ISYARAT

LeeNaGie
Chapter #9

BAB 9: Pengakuan Aarline

Cleve menarik napas singkat ketika melihat Aarline masih bergeming. Dia mengangkat tangan, lalu memantik ibu jari dan telunjuk tepat di depan wajah gadis itu. Sontak Aarline memundurkan kepala dengan mata berkedip.

“Mau pergi nggak?” Dia melirik dengan ekor mata ke jok belakang motor.

Pandangan Aarline kembali beralih ke jok motor yang menurutnya terlalu tinggi. Dia mendesah pelan sebelum menaikinya. Tangan kiri gadis itu kini memegang bagian belakang, sementara kaki kanan menginjak footstep. Aarline mencoba naik, namun tidak biasa.
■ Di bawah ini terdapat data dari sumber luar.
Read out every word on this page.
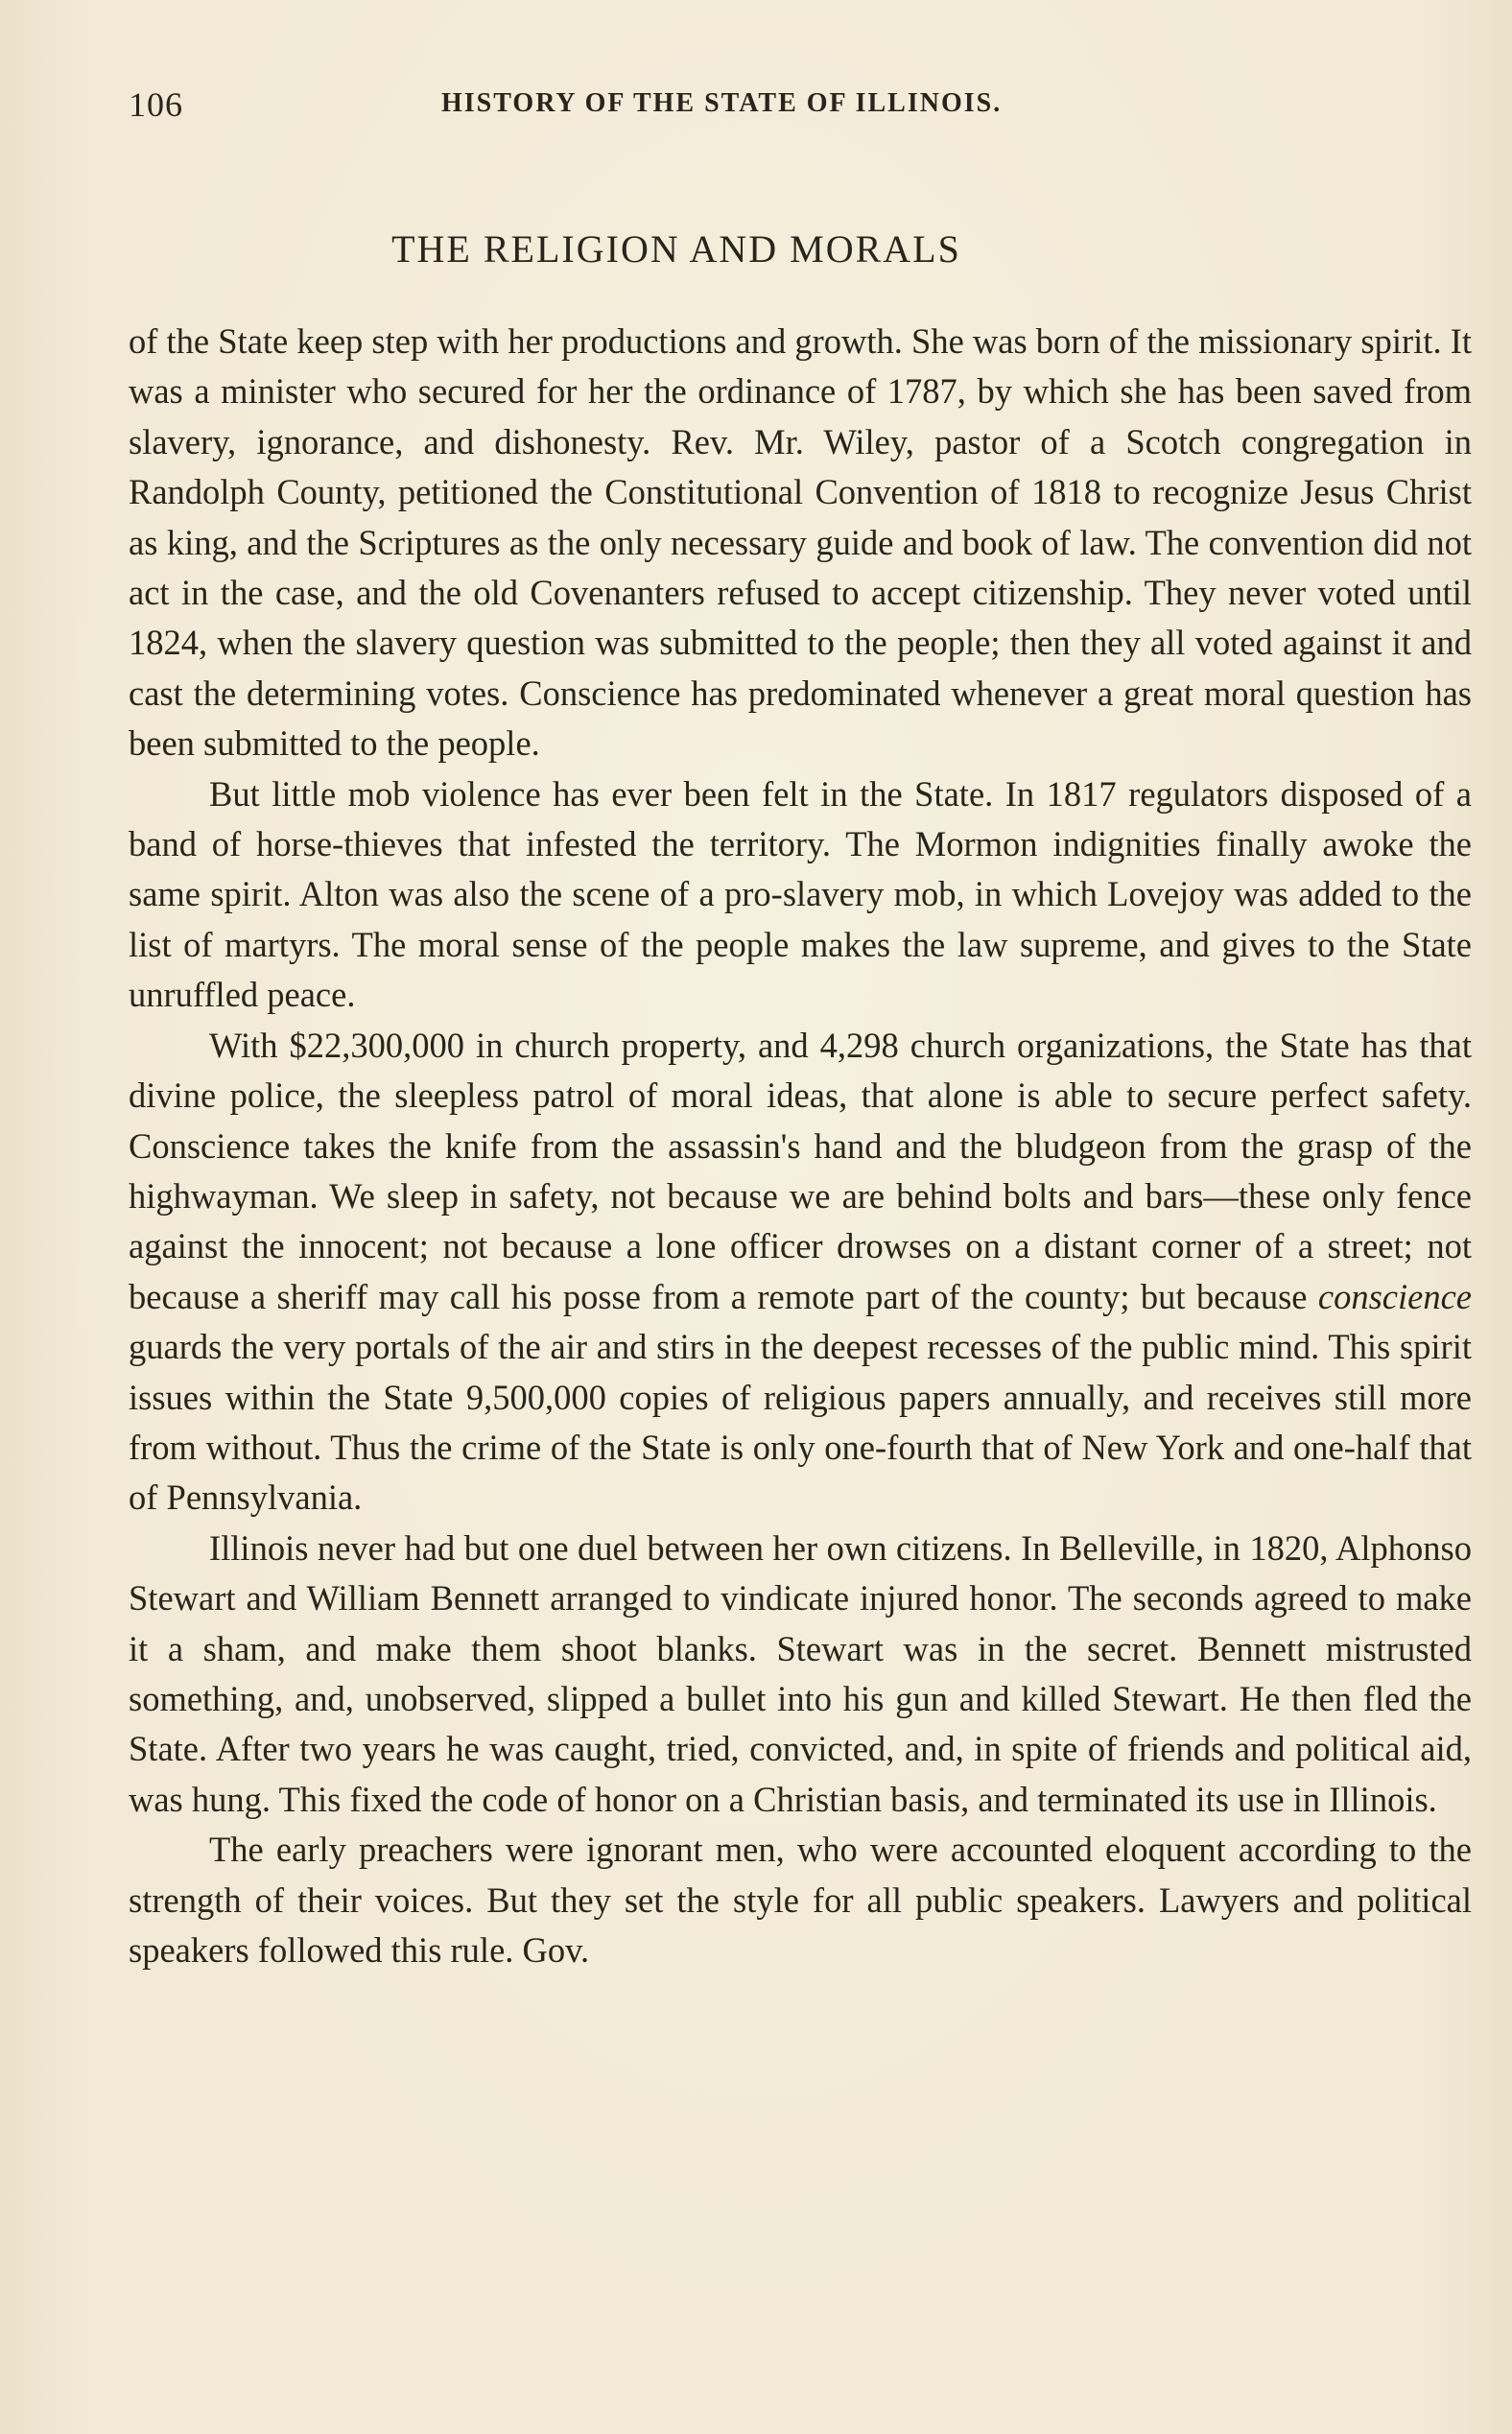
106	HISTORY OF THE STATE OF ILLINOIS.
THE RELIGION AND MORALS

of the State keep step with her productions and growth. She was born of the missionary spirit. It was a minister who secured for her the ordinance of 1787, by which she has been saved from slavery, ignorance, and dishonesty. Rev. Mr. Wiley, pastor of a Scotch congregation in Randolph County, petitioned the Constitutional Convention of 1818 to recognize Jesus Christ as king, and the Scriptures as the only necessary guide and book of law. The convention did not act in the case, and the old Covenanters refused to accept citizenship. They never voted until 1824, when the slavery question was submitted to the people; then they all voted against it and cast the determining votes. Conscience has predominated whenever a great moral question has been submitted to the people.

But little mob violence has ever been felt in the State. In 1817 regulators disposed of a band of horse-thieves that infested the territory. The Mormon indignities finally awoke the same spirit. Alton was also the scene of a pro-slavery mob, in which Lovejoy was added to the list of martyrs. The moral sense of the people makes the law supreme, and gives to the State unruffled peace.

With $22,300,000 in church property, and 4,298 church organizations, the State has that divine police, the sleepless patrol of moral ideas, that alone is able to secure perfect safety. Conscience takes the knife from the assassin's hand and the bludgeon from the grasp of the highwayman. We sleep in safety, not because we are behind bolts and bars—these only fence against the innocent; not because a lone officer drowses on a distant corner of a street; not because a sheriff may call his posse from a remote part of the county; but because conscience guards the very portals of the air and stirs in the deepest recesses of the public mind. This spirit issues within the State 9,500,000 copies of religious papers annually, and receives still more from without. Thus the crime of the State is only one-fourth that of New York and one-half that of Pennsylvania.

Illinois never had but one duel between her own citizens. In Belleville, in 1820, Alphonso Stewart and William Bennett arranged to vindicate injured honor. The seconds agreed to make it a sham, and make them shoot blanks. Stewart was in the secret. Bennett mistrusted something, and, unobserved, slipped a bullet into his gun and killed Stewart. He then fled the State. After two years he was caught, tried, convicted, and, in spite of friends and political aid, was hung. This fixed the code of honor on a Christian basis, and terminated its use in Illinois.

The early preachers were ignorant men, who were accounted eloquent according to the strength of their voices. But they set the style for all public speakers. Lawyers and political speakers followed this rule. Gov.
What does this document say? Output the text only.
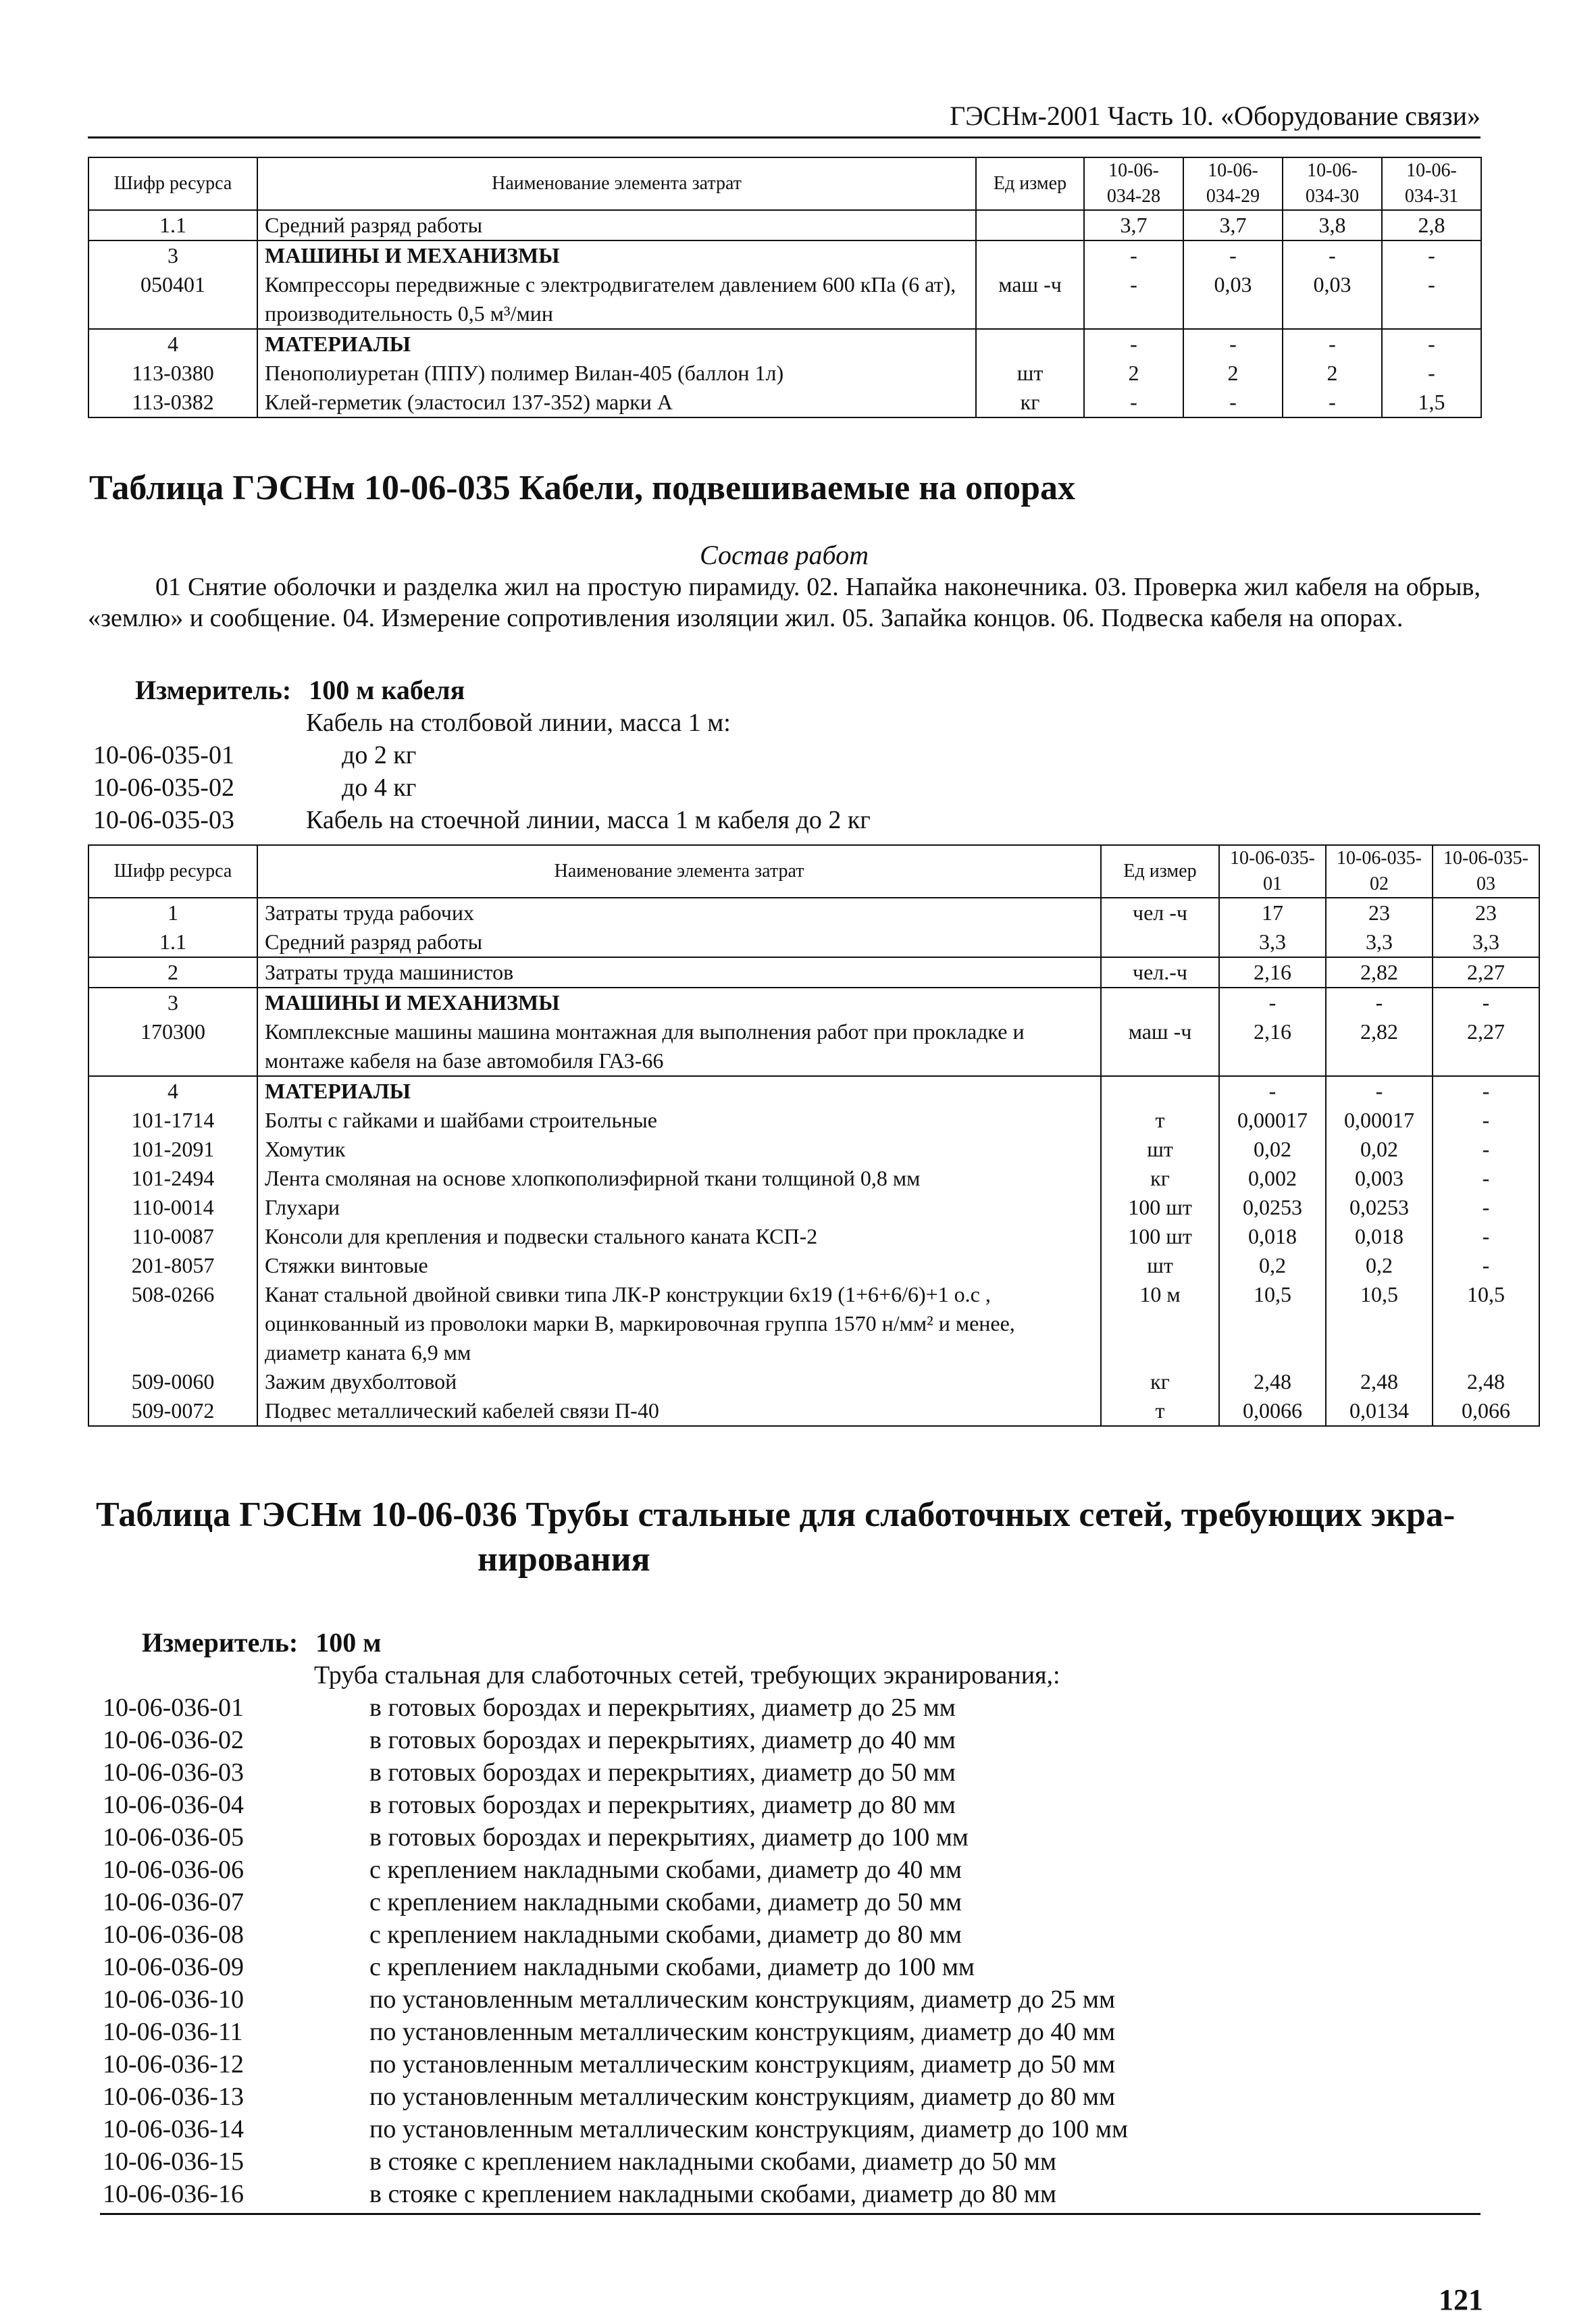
ГЭСНм-2001 Часть 10. «Оборудование связи»
Шифр ресурса	Наименование элемента затрат	Ед измер	10-06-034-28	10-06-034-29	10-06-034-30	10-06-034-31
1.1	Средний разряд работы		3,7	3,7	3,8	2,8
3	МАШИНЫ И МЕХАНИЗМЫ		-	-	-	-
050401	Компрессоры передвижные с электродвигателем давлением 600 кПа (6 ат), производительность 0,5 м³/мин	маш -ч	-	0,03	0,03	-
4	МАТЕРИАЛЫ		-	-	-	-
113-0380	Пенополиуретан (ППУ) полимер Вилан-405 (баллон 1л)	шт	2	2	2	-
113-0382	Клей-герметик (эластосил 137-352) марки А	кг	-	-	-	1,5
Таблица ГЭСНм 10-06-035 Кабели, подвешиваемые на опорах
Состав работ
01 Снятие оболочки и разделка жил на простую пирамиду. 02. Напайка наконечника. 03. Проверка жил кабеля на обрыв, «землю» и сообщение. 04. Измерение сопротивления изоляции жил. 05. Запайка концов. 06. Подвеска кабеля на опорах.
Измеритель: 100 м кабеля
Кабель на столбовой линии, масса 1 м:
10-06-035-01	до 2 кг
10-06-035-02	до 4 кг
10-06-035-03	Кабель на стоечной линии, масса 1 м кабеля до 2 кг
Шифр ресурса	Наименование элемента затрат	Ед измер	10-06-035-01	10-06-035-02	10-06-035-03
1	Затраты труда рабочих	чел -ч	17	23	23
1.1	Средний разряд работы		3,3	3,3	3,3
2	Затраты труда машинистов	чел.-ч	2,16	2,82	2,27
3	МАШИНЫ И МЕХАНИЗМЫ		-	-	-
170300	Комплексные машины машина монтажная для выполнения работ при прокладке и монтаже кабеля на базе автомобиля ГАЗ-66	маш -ч	2,16	2,82	2,27
4	МАТЕРИАЛЫ		-	-	-
101-1714	Болты с гайками и шайбами строительные	т	0,00017	0,00017	-
101-2091	Хомутик	шт	0,02	0,02	-
101-2494	Лента смоляная на основе хлопкополиэфирной ткани толщиной 0,8 мм	кг	0,002	0,003	-
110-0014	Глухари	100 шт	0,0253	0,0253	-
110-0087	Консоли для крепления и подвески стального каната КСП-2	100 шт	0,018	0,018	-
201-8057	Стяжки винтовые	шт	0,2	0,2	-
508-0266	Канат стальной двойной свивки типа ЛК-Р конструкции 6х19 (1+6+6/6)+1 о.с , оцинкованный из проволоки марки В, маркировочная группа 1570 н/мм² и менее, диаметр каната 6,9 мм	10 м	10,5	10,5	10,5
509-0060	Зажим двухболтовой	кг	2,48	2,48	2,48
509-0072	Подвес металлический кабелей связи П-40	т	0,0066	0,0134	0,066
Таблица ГЭСНм 10-06-036 Трубы стальные для слаботочных сетей, требующих экра-
нирования
Измеритель: 100 м
Труба стальная для слаботочных сетей, требующих экранирования,:
10-06-036-01	в готовых бороздах и перекрытиях, диаметр до 25 мм
10-06-036-02	в готовых бороздах и перекрытиях, диаметр до 40 мм
10-06-036-03	в готовых бороздах и перекрытиях, диаметр до 50 мм
10-06-036-04	в готовых бороздах и перекрытиях, диаметр до 80 мм
10-06-036-05	в готовых бороздах и перекрытиях, диаметр до 100 мм
10-06-036-06	с креплением накладными скобами, диаметр до 40 мм
10-06-036-07	с креплением накладными скобами, диаметр до 50 мм
10-06-036-08	с креплением накладными скобами, диаметр до 80 мм
10-06-036-09	с креплением накладными скобами, диаметр до 100 мм
10-06-036-10	по установленным металлическим конструкциям, диаметр до 25 мм
10-06-036-11	по установленным металлическим конструкциям, диаметр до 40 мм
10-06-036-12	по установленным металлическим конструкциям, диаметр до 50 мм
10-06-036-13	по установленным металлическим конструкциям, диаметр до 80 мм
10-06-036-14	по установленным металлическим конструкциям, диаметр до 100 мм
10-06-036-15	в стояке с креплением накладными скобами, диаметр до 50 мм
10-06-036-16	в стояке с креплением накладными скобами, диаметр до 80 мм
121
Uuh! Kenapa susah sekali? keluhnya dengan wajah memberengut.

Cleve menoleh ke belakang, lalu menepuk pundak memberi tanda Aarline bisa berpegangan di bahunya untuk bisa naik kendaraan itu.

Aarline membuang napas lesu. Dia melakukan apa yang dikatakan Cleve, agar bisa duduk di jok yang cukup tinggi.

Setelah memastikan Aarline telah duduk dengan benar, Cleve mulai menyalakan motor. Sebelum kendaraan roda dua benar-benar bergerak maju, gadis itu mencari tempat untuk berpegangan. Jantungnya sekarang berdetak cepat merespons rasa khawatir yang perlahan menjalar di sekujur tubuh.

Cleve lagi-lagi menarik napas singkat, kemudian menarik kedua pergelangan tangan Aarline ke samping tubuhnya.

“Pegangan di sini, biar nggak jatuh,” desisnya meski tahu Aarline tidak bisa mendengar.

Kedua tangan Aarline bergerak kaku di pinggang sepupunya, sebelum benar-benar menyentuhnya. Sementara Cleve mengulum senyum di balik helm full face yang dikenakan.

Pemuda itu mulai menekan kopling, lalu melepasnya perlahan seiringan dengan tarikan gas. Motor perlahan meninggalkan kediaman keluarga Rahardian di perumahan Villa Artha Gading.

Hanya hening yang menemani sepanjang perjalanan mereka menuju kawasan Ancol. Percuma berbincang, karena Aarline tidak bisa mendengarkannya. Cleve semakin menaikkan kecepatan di saat kendaraan lengang.

Apa kalian tahu apa yang terjadi kepada Aarline di belakang? Raut wajahnya tampak begitu tegang. Dia memejamkan mata rapat di balik punggung Cleve saat tubuh yang mulai bergetar. Jika saja helm itu dilepas, maka rona pucat yang menghiasi paras cantiknya sudah pasti terlihat. Bagaimana dengan tangannya? Sudah berpegangan erat di pinggang pemuda itu.

Cleve melirik ke tangan sepupunya yang berpegang erat di samping tubuh. Keningnya berkerut sebentar sebelum pandangan kembali beralih melihat jalan. Dia merasakan ada yang aneh dengan Aarline. Cleve ingin bertanya, namun ditahannya.

Selang lima belas menit kemudian mereka tiba di tempat tujuan. Cleve memarkirkan motor terlebih dahulu tak jauh dari pintu masuk Dufan. Setelah kendaraan terparkir, dia menoleh ke belakang meminta Aarline turun dari motor.

Gadis itu masih bergeming, duduk di atas motor. Tangannya masih berpegangan erat di pinggang Cleve.

Cleve kebingungan melihat sepupunya masih diam. Dia tidak bisa melihat wajah Aarline karena tertutup dengan kaca berwarna pelangi. Cleve melirik ke arah tangan Aarline yang ada pinggang. Sesaat kemudian dia baru menyadari tangan sepupunya gemetar.

Pemuda itu langsung melepaskan helm yang dikenakan, lalu menurunkan standar motor. Tangan Aarline terasa dingin ketika Cleve berusaha melepaskannya dari pinggang. Dia langsung turun dari motor dan membuka kaca helm. Mata hijau gelap miliknya terbelalak melihat wajah Aarline memucat.

“Aarline, kamu nggak pa-pa?” tanya Cleve melepaskan helm dari kepala sepupunya.

Gadis itu bergeming dengan tangan mengepal erat. Dia masih duduk di atas motor meski Cleve sudah turun sejak dua menit yang lalu.

“Aarline,” panggil Cleve menepuk pundaknya.